Music Review: Rachel Taylor Brown – Susan Storm’s Ugly Sister and Other Saints and Superheroes

In a perfect world, Brown’s superhero songs would be distributed in goodie bags at Comic-Con.

Rachel Taylor Brown's latest collection of offbeat chamber pop opens with a meditative, hymn-like song about St. Francis and his calling. Then "St. Fina" arrives with a relentless industrial pounding: "Did Jesus love you when you hurt / Like he hurt?" It builds to a repeated call in which the word "Jesus" evolves from the name of a savior to the expletive it's so often used as in daily life.

Brown's bald way with a lyric makes her the rare artsy songwriter whose references one is impelled to look up.

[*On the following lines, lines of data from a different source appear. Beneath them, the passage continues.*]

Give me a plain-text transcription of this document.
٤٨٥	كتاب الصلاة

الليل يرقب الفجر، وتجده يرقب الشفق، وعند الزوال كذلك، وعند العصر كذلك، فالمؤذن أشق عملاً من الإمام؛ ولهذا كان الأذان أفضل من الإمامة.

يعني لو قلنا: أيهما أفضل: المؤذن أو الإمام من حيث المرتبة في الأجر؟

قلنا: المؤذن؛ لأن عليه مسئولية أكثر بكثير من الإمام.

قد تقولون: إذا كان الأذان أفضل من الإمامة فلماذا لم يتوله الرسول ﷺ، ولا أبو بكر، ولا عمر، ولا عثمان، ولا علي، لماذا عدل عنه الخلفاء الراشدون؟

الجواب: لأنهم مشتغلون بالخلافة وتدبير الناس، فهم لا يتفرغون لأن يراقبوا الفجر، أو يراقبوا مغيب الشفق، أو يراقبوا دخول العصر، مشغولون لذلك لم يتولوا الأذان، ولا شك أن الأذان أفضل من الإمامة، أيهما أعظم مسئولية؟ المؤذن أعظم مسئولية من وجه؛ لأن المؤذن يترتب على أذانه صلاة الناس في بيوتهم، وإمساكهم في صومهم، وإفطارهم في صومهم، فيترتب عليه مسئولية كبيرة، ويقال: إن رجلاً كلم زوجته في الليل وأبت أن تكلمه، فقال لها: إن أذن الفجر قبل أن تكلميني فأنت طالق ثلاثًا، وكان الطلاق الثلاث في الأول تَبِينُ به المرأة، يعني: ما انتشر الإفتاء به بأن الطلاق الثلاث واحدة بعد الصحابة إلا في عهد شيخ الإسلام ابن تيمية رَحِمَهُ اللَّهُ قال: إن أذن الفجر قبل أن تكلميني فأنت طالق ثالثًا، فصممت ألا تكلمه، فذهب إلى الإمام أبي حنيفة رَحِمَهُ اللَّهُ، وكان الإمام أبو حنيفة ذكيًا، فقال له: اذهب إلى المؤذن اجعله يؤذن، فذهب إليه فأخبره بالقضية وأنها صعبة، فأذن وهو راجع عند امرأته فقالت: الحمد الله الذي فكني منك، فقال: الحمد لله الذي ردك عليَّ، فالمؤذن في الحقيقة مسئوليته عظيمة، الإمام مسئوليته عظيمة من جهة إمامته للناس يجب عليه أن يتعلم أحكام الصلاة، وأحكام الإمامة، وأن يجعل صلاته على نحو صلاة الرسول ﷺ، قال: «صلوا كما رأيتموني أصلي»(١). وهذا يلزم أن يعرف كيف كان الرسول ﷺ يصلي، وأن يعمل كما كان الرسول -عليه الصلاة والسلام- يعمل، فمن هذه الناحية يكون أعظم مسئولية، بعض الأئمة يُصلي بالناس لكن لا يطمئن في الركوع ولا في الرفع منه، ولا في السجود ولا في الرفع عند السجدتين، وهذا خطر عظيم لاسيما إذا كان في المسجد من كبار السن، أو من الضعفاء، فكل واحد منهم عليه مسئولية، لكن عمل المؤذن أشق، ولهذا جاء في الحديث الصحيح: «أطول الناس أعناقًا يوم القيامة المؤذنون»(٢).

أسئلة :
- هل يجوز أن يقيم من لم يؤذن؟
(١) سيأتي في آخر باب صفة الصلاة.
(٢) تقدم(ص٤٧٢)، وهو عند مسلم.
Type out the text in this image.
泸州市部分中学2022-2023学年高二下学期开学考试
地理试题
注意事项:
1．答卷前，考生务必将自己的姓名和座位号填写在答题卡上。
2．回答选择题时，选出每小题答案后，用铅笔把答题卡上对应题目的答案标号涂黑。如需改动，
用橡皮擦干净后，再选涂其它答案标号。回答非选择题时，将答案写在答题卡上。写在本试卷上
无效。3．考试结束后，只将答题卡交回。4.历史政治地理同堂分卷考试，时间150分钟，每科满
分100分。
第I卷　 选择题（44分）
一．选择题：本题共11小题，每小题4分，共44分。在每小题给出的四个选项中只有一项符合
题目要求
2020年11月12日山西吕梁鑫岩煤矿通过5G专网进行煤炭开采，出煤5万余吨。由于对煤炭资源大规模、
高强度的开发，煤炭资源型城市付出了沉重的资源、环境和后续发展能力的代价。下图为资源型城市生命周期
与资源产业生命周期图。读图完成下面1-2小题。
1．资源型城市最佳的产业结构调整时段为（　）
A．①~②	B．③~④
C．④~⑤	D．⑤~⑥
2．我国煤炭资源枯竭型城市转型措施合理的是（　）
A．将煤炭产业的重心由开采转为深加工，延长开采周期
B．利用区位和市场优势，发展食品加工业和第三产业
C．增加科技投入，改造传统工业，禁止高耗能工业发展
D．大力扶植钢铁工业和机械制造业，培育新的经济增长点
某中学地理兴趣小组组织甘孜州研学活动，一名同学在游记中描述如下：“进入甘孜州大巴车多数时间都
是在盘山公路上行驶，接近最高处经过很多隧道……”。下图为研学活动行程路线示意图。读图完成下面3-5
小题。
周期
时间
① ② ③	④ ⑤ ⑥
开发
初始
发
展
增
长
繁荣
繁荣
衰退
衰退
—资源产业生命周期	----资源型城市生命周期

Unfamiliar with St. Fina, I discovered that she was a 12th century Tuscan who died in even more gruesome fashion than most saints. (The English-language Wikipedia article on St. Fina needs a good deal of editorial help, but it's charmingly quirky: "She was one of the nicest people on earth," it plainly states, and who are we to question?)



Brown writes biographical sketches of historical and fictional characters in plain, non-ironic lyrics. It's the haunting, off-kilter music, piano-based with industrial flourishes, that makes one listen again, seeking hidden messages. This contrast distinguishes these numbers from biographical songs by rootsy songsmiths like Bruce Springsteen or Willie Nelson, or, for a more musically relevant parallel, Katell Keineg. In most such efforts the writer's perspective on the subject is never in doubt. With Brown, you have to lean in and listen hard.

Given that, she is also capable of hitting hard. "Once a Jew always a Jew," she sings in "Teresa Benedicta Also Edith Stein." "You know Jesus was too / And look what happened to him."

In a perfect world, Brown's superhero songs, which make up half the tracks, would be distributed in goodie bags at Comic-Con. In them she gives equal opportunity to cultural mainstays like Batman ("Bruce Wayne's Bastard Son") and silly sidelights ("Ambush Bug/Reduviidae"). And despite the cartoonish quality of some of these stories, by the time we've arrived at the final track for one more saint tale, "Zoe of Rome," we've had ample opportunity to get the point that saints are superheroes, and vice versa. Both possess miraculous powers and inspire devotion and hope for rescue.

Rachel Taylor Brown's plainspoken, harrowing stories don't betray much about what their author really believes.  But that's art for you.